Crassa pequenez de entendimento clínico, seria a negação quanto a necessidade, que alguns pacientes apresentam, de uso e manutenção de psicofármacos etc. Em determinados casos de esquizofrenia, a ausência da medicação tornaria o trabalho psicoterápico inviável; também certos quadros de depressão e pânico precisam de acompanhamento medicamentoso permanente ou temporário. Porém a prescrição indiscriminada, e a extensão diagnóstica ––– que aplica, por exemplo, o termo bipolar a uma série de angústias do paciente que, às vezes, pouco têm a ver, clinicamente, com a psicose maníaco-depressiva, atualizada como transtorno bipolar ––– não são conducentes a um tratamento mais preciso. Desse modo, indagações e aflições do sujeito são meramente suprimidas em diagnósticos nebulosos que se baseiam apenas na rápida avaliação de sintomas ––– apresentados em sacros manuais e códigos sumamente técnicos ––– que estão manifestos no paciente.

Ao folhear um catatau de farmacologia de Goodman, edição de 1967,  encontrei ali já um alerta ao uso impreciso de psicotrópicos que surgiram na década de 50 do século passado.

Agora parto de outro ponto: a concepção de sujeito ( do latim subjectus oriundo do verbo subicere, “ colocar sob, abaixo de”). É curioso observar que sujeito ––– conceito importante na teoria lacaniana –– seria algo que está abaixo, mas  de quê? Além do comportamento manifesto, que vai da ação até as hesitações do indivíduo, há a singularidade de cada um que está colocada sob as convenções, sob a persona comportamental.

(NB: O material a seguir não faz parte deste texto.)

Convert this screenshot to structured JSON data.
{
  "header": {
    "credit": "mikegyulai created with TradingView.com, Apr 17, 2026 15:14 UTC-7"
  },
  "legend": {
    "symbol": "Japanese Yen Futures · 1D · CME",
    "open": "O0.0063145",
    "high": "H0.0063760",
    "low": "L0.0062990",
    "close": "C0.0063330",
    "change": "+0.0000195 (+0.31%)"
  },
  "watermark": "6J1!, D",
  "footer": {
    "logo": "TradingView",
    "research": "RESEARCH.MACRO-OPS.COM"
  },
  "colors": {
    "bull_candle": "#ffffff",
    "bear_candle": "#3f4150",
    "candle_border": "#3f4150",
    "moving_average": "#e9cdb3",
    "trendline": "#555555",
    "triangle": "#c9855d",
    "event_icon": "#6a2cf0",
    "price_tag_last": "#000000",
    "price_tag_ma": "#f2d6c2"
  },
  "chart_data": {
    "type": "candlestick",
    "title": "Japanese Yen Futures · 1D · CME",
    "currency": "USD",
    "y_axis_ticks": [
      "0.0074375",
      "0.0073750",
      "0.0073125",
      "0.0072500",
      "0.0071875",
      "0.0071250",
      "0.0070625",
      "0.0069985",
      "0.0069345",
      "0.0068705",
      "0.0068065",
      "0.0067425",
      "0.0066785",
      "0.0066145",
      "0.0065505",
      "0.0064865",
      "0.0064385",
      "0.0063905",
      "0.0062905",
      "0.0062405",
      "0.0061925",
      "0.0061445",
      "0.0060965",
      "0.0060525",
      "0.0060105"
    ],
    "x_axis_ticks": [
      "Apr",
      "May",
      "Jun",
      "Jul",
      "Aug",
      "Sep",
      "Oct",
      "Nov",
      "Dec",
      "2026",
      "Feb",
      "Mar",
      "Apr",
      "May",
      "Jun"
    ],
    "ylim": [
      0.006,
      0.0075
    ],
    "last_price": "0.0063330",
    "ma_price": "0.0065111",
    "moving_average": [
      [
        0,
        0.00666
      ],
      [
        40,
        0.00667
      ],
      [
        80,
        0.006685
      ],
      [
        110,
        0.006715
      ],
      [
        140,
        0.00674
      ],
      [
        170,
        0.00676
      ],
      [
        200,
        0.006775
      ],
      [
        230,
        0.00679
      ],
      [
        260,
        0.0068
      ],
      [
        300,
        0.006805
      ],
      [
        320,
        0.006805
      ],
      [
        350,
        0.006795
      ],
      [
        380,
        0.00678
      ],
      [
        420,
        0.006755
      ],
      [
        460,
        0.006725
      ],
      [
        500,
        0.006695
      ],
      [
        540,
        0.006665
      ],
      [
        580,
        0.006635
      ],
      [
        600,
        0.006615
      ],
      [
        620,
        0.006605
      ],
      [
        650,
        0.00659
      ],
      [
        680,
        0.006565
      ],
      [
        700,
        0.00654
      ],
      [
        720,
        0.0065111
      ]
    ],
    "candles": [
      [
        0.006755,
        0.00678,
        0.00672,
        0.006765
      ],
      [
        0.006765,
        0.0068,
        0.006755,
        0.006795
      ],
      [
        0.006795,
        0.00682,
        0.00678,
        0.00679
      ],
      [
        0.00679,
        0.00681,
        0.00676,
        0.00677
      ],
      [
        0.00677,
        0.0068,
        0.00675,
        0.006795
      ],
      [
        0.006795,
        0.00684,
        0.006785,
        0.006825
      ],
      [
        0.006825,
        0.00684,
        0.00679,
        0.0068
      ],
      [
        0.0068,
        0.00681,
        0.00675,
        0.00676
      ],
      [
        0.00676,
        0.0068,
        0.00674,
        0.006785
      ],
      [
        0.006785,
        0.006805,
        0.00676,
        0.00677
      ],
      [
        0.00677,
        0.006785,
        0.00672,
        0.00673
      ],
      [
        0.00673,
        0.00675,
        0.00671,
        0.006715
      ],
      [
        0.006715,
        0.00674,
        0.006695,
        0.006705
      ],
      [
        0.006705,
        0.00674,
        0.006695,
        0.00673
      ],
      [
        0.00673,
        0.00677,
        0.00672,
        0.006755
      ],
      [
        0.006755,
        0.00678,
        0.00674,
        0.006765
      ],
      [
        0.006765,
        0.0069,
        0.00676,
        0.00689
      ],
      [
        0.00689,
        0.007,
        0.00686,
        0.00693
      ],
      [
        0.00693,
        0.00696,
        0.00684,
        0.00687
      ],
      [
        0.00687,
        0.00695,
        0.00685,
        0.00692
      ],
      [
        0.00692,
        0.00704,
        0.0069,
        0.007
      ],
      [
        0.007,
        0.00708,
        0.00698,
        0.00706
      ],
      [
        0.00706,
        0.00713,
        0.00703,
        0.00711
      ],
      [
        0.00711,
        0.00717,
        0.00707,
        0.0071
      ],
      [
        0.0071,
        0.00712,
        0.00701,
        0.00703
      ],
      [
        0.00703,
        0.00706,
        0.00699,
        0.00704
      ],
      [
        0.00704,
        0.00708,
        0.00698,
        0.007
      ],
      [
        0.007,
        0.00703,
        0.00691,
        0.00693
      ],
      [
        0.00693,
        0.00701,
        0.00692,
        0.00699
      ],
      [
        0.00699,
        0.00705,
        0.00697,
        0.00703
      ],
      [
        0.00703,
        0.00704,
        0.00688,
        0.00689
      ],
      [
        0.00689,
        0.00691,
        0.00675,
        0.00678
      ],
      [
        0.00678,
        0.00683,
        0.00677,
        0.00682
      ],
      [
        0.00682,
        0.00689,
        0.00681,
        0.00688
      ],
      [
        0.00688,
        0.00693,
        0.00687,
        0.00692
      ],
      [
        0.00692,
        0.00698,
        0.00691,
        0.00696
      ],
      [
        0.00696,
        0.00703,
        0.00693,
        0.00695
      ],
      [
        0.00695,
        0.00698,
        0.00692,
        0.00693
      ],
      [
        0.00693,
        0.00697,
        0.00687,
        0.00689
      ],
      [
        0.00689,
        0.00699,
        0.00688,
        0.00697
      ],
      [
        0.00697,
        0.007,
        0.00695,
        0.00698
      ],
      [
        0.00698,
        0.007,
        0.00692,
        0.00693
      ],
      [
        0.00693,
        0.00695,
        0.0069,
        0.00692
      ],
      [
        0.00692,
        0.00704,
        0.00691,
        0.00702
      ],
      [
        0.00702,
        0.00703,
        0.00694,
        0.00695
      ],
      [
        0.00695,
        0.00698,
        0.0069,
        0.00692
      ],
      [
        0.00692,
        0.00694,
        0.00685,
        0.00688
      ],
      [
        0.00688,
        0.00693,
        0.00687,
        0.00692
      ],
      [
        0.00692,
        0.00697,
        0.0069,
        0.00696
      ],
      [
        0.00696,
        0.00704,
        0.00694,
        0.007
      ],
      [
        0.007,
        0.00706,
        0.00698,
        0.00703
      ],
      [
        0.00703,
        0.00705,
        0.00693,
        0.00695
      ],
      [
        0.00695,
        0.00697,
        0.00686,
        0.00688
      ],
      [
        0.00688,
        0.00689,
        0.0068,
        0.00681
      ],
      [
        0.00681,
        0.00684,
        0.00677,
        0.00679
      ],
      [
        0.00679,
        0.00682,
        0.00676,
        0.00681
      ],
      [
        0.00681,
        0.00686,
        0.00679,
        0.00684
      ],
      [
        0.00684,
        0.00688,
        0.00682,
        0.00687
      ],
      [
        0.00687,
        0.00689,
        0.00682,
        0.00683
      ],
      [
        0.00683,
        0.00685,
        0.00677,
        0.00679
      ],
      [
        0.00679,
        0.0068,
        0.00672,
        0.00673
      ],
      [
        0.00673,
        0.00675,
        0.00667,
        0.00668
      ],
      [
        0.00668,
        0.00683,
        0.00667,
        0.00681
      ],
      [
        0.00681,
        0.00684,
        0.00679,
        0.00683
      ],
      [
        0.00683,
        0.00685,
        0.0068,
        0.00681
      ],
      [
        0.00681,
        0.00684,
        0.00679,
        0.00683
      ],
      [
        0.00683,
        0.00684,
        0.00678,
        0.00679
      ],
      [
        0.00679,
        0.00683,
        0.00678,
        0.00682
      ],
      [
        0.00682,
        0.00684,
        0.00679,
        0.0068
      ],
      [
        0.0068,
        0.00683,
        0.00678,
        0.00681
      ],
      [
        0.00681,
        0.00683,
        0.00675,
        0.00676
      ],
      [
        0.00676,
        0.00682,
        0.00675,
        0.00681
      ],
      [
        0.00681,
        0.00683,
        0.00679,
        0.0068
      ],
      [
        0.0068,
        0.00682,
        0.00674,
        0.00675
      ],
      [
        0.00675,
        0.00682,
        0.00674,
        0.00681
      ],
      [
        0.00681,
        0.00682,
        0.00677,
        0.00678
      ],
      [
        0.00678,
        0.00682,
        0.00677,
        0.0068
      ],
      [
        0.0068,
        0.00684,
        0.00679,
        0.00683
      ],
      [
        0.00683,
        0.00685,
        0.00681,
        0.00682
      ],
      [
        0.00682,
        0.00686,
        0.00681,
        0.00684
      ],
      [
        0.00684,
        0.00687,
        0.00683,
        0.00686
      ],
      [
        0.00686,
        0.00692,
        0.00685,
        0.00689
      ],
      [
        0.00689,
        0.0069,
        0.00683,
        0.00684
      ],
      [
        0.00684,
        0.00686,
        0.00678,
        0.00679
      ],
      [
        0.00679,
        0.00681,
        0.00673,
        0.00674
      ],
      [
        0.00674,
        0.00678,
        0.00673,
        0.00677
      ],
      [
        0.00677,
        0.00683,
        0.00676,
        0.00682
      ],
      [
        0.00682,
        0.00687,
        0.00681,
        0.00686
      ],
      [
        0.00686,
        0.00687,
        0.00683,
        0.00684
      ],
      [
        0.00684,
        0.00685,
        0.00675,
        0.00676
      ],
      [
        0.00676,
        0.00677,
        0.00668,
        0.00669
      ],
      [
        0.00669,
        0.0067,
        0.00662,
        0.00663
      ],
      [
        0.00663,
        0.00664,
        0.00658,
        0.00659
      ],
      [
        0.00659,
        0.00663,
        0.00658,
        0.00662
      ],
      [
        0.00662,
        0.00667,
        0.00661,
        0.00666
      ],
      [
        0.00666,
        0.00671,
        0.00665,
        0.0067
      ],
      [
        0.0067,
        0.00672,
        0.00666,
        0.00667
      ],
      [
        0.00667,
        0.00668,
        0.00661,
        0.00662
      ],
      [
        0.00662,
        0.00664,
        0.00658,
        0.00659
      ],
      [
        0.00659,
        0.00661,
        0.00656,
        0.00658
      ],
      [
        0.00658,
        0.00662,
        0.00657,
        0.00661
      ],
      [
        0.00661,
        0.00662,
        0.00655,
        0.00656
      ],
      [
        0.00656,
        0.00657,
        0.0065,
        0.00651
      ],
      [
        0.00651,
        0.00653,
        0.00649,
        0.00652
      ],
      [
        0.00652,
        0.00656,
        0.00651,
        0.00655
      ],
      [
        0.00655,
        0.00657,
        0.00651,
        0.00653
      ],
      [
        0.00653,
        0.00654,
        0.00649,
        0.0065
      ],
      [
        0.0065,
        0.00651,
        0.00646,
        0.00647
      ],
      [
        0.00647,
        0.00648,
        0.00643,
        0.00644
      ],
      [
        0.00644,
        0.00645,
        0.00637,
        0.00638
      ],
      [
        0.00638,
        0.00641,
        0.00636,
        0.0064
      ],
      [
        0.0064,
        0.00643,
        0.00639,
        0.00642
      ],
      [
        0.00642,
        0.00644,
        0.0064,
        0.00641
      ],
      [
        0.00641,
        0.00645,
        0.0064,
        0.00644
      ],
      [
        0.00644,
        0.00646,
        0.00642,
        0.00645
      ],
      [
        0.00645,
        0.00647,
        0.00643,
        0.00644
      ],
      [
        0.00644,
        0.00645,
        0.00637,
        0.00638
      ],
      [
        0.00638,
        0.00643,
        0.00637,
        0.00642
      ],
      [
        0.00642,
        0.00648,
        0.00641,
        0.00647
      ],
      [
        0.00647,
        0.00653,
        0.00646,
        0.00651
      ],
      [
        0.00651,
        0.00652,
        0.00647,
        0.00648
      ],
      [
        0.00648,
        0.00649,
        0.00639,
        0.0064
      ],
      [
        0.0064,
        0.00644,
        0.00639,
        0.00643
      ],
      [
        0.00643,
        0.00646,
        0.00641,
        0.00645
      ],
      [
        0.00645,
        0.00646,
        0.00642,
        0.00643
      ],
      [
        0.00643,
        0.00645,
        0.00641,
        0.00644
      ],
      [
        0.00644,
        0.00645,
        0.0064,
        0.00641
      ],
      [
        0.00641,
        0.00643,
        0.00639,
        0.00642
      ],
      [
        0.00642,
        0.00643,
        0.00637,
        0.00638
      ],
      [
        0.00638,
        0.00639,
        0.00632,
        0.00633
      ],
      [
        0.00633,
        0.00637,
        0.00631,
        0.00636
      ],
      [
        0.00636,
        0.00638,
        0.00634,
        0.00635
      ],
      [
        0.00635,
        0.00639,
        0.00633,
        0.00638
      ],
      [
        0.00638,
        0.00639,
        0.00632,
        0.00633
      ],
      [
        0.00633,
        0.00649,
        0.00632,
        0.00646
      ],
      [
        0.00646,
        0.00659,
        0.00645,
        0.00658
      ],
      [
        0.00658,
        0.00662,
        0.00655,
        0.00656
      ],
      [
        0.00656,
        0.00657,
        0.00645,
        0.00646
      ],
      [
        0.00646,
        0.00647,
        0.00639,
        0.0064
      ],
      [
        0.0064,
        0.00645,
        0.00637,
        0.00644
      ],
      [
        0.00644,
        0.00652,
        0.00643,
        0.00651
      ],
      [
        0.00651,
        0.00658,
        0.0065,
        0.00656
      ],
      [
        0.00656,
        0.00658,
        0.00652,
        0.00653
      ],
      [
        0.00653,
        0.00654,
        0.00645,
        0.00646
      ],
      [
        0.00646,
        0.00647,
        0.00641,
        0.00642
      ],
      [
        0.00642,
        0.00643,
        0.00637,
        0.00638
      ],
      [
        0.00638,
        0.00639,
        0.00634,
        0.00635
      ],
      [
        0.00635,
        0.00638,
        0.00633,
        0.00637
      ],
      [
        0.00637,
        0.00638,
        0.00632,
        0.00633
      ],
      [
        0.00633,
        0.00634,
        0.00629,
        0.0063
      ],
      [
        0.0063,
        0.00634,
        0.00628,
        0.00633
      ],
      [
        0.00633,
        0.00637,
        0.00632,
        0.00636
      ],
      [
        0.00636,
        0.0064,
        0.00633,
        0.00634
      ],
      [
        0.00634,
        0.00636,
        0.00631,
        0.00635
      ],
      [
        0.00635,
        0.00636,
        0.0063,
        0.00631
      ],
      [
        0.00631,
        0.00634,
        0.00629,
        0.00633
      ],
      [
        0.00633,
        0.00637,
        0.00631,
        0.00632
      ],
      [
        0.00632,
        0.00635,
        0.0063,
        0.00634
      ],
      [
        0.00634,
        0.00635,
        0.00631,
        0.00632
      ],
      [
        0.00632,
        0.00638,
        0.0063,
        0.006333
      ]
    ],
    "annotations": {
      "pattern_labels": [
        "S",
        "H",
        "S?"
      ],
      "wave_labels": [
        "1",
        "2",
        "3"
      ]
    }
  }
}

Inegável  que a singularidade das paixões dificilmente é tolerada quando vem a lume, fica “sob o sol”––– saber de si** pode ser uma empresa árdua. Talvez, esteja aí um ponto fraco explorado pelos produtores dos modernos psicofármacos. O remédio, como droga, obviamente alivia e entorpece ––– e isso em dados momentos se faz necessário diante das agruras da vida ––– porém o uso maciço tende a soterrar, ainda mais, o sujeito, sua história e sua paixão. Então, poderia indagar o mais raivoso farisaísmo: todo mundo tem que fazer psicanálise ou psicoterapia para ficar em paz com suas questões? A psicanálise não se propõe a ser saída derradeira para os percalços da existência –– nem advoga em posição contrária à de outras abordagens terapêuticas, ––– apenas acolhe sujeitos que a ela tragam alguma questão a respeito de suas vidas, buscando algum saber sobre si que permanece soterrado, mas que incomoda inequivocamente. Indepentente dos caminhos psicoterápicos, há caminhos místicos, artísticos, fruição produtiva, arte japonesa do origami etc.

 Um sujeito, quando busca atendimento analítico, geralmente apresenta o fato de que seus subterfúgios ––– que mascaram o que não é suportável em si –– não estão mais sendo eficientes; o incômodo subjetivo (subjectus) emerge a contragosto do sujeito, revelando a fragilidade da medicação modernosa que é comumente superestimada por alguns asseclas da psiquiatria biológica.

Os quadros depressivos tornaram-se termos vulgarizados há um certo tempo; atualmente creio que a coqueluche ainda é o termo bipolar. As pessoas plasmam o que sentem ao que encontram em superficiais descrições que abundam na internet e desbundam os leigos que se indentificam com inúmeras patologias. Ante os impasses da existência e da convivência, comum se tornou levantar a bandeira da depressão e se refestelar no uso de antidepressivos. Porém, vale remarcar que o afeto da tristeza difere da depressão e  da melancolia ( depressão profunda), sendo, obviamente, natural senti-o durante a desgastante luta pela convivência.

A sociedade, em seu esplêndido desenvolvimento, medica a criança ansiosa como doente sem que ela manifeste –– em seu discurso balbuciante ou articulado –– o que a incomoda em sua constelação familiar; o sujeito dividido em suas aspirações passa a se sentir deslocado perante os ditames higienistas da nova era do bem-estar total, na qual condutas que lhes sejam desviantes devem se submeter ao crivo comportamental, dietético, medicamentoso etc.





* Crônica publicada, no Cinform Online, em 25 de agosto de 2011.

** Na psicanálise, há diferença entre conhecimento e saber de si (gaio saber). Por exemplo, possuir conhecimento técnico, livresco, não significa ter algum saber a respeito do que se é, do que se sente etc.